R Non ho mai approfondito le relazioni tra jazz e altri ambiti disciplinari poiché l’arte contemporanea ha già in sé sul piano sinestetico tante aperture a latere e interrelazioni. Mi è rimasta in mente quello che Giulio Carlo Argan ha scritto sul quarto volume del suo famoso manuale Storia dell’Arte su cui molti di noi hanno studiato al liceo, mettendo in paragone Action Painting di Jackson Pollock e il Free Jazz. Opinabile o meno suscita qualche curiosità a proposito. Ho preferito leggere i saggi di chi come te si è ben impegnato in questo senso. Siete in pochi a istituire questi cosiddetti paralleli e analisi comparative poiché ci vuole molta preparazione culturale e grande apertura mentale per affrontare questi temi.
D Come vivi tu ora in Italia anche le tue esperienze professionali? O meglio l’arte moderna è bistrattata come il jazz dalle istituzioni?

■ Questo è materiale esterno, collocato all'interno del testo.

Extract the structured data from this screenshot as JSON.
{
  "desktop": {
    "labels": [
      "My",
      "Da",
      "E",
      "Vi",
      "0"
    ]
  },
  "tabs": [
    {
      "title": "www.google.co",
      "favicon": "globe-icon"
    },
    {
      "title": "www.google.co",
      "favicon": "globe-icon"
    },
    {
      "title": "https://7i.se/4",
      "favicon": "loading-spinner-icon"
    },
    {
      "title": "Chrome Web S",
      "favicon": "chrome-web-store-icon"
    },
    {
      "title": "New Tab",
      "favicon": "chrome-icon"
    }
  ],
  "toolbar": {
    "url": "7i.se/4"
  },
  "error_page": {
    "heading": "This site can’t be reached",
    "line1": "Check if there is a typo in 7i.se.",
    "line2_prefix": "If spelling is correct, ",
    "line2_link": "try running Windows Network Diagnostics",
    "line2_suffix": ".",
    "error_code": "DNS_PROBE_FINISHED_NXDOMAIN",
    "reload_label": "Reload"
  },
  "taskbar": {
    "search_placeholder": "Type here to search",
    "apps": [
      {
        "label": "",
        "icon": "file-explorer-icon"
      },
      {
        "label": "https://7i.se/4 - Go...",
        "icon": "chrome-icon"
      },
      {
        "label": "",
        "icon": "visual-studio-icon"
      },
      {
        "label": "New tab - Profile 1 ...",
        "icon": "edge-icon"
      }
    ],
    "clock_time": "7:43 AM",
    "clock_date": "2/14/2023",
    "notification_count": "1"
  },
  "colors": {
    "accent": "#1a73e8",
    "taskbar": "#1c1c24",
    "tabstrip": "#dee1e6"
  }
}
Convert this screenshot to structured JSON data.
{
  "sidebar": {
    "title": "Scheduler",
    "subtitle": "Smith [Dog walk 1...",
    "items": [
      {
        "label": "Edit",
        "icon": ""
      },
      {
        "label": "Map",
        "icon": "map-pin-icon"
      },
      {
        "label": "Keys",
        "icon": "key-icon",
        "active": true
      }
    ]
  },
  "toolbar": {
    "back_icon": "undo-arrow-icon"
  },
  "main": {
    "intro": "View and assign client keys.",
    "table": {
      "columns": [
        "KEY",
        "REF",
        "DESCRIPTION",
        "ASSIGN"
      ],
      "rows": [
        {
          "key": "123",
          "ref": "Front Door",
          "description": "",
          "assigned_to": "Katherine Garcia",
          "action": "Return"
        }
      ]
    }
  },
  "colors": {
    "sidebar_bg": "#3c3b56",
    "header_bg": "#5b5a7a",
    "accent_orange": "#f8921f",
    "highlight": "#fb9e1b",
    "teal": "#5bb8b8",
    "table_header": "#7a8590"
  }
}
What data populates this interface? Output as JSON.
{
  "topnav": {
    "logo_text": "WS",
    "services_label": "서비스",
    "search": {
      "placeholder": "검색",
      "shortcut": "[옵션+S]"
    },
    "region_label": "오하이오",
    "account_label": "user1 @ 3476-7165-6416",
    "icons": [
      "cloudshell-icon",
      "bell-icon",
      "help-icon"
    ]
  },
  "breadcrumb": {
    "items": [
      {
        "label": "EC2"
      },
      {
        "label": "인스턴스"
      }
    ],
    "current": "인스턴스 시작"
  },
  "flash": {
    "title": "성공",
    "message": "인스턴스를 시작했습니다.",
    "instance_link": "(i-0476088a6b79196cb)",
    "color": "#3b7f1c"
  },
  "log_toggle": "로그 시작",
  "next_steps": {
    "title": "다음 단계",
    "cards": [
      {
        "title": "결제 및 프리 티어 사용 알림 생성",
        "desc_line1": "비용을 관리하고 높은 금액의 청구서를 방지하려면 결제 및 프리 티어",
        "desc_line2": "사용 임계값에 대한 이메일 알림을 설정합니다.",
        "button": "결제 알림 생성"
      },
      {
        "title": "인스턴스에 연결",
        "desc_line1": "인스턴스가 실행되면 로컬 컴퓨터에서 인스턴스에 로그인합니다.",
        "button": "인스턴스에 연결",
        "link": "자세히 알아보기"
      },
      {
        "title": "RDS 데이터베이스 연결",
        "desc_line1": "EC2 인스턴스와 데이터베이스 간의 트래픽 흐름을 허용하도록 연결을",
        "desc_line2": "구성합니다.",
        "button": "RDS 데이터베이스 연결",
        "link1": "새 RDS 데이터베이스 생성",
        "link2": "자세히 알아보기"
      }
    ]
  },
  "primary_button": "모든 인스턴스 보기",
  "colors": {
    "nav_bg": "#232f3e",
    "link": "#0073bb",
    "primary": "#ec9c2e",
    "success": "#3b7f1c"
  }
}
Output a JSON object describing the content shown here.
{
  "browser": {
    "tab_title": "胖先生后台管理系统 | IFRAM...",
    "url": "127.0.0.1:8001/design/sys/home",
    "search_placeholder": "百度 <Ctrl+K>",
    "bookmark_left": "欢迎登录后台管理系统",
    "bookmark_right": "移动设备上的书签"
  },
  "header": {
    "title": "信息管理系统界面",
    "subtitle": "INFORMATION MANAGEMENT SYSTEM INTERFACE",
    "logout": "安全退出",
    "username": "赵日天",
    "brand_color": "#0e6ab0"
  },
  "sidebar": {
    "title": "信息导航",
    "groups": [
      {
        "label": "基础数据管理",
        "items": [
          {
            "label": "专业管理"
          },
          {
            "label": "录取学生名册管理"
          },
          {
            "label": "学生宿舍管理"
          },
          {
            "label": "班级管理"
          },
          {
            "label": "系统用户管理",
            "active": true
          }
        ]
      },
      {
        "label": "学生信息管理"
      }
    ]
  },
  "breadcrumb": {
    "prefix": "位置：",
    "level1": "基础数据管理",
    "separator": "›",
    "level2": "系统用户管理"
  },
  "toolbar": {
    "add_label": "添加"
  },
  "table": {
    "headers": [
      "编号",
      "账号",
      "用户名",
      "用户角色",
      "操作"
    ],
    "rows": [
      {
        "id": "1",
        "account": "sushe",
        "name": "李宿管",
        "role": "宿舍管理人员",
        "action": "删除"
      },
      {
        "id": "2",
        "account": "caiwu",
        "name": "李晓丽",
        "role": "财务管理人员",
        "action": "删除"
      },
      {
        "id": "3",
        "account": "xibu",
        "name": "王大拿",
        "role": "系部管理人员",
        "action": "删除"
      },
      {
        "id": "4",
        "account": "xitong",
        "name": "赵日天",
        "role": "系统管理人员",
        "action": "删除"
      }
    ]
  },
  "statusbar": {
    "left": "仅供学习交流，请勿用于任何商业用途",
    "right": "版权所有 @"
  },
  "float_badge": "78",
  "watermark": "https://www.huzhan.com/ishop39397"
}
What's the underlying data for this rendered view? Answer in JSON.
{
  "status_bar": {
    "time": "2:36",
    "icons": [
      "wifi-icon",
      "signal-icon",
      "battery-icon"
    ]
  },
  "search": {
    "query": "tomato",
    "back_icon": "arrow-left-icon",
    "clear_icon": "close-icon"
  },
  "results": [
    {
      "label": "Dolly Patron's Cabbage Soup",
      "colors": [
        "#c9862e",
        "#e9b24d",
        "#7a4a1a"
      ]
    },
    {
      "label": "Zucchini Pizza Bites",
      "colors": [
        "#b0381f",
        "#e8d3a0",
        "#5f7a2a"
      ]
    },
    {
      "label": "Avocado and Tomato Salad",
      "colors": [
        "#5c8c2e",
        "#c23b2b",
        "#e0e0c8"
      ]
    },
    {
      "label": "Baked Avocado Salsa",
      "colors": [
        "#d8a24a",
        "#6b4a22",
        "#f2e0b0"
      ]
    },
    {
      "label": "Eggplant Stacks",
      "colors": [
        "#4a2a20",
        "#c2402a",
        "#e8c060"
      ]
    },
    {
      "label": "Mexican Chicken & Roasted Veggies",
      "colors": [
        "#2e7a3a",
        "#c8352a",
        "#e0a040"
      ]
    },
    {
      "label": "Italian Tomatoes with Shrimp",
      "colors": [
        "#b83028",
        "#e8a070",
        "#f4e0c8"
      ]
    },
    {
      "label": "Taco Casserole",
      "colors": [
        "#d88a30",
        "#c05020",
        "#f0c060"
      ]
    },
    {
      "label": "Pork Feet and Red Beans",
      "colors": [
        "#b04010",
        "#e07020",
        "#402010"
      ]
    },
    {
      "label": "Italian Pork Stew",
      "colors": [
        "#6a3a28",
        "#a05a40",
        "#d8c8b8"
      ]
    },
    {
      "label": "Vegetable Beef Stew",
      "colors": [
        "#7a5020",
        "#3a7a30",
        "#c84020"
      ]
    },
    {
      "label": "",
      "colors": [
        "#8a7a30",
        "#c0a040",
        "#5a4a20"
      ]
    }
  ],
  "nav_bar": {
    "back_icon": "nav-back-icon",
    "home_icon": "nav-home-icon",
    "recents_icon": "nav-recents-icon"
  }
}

R L’Arte Contemporanea in Italia gode da molto tempo di un grande interesse da parte del pubblico e delle istituzioni se pensiamo al gran numero di mostre e del successo delle Biennali e recentemente all’ingresso in televisione di trasmissioni dedicate all’arte.
D Cosa pensi infine dell’attuale situazione – governo Meloni – in cui versa la cultura italiana (di cui il jazz ovviamente fa parte da anni)?
R L’attuale corso della politica non offre risorse da questo punto di vista. Ci vorrebbe un cambiamento rapido e massiccio e una nuova strategia di costruzione culturale per orientare le nuove generazioni, sotto questo profilo, a saper valorizzare la cultura come base essenziale di uno stile di vita.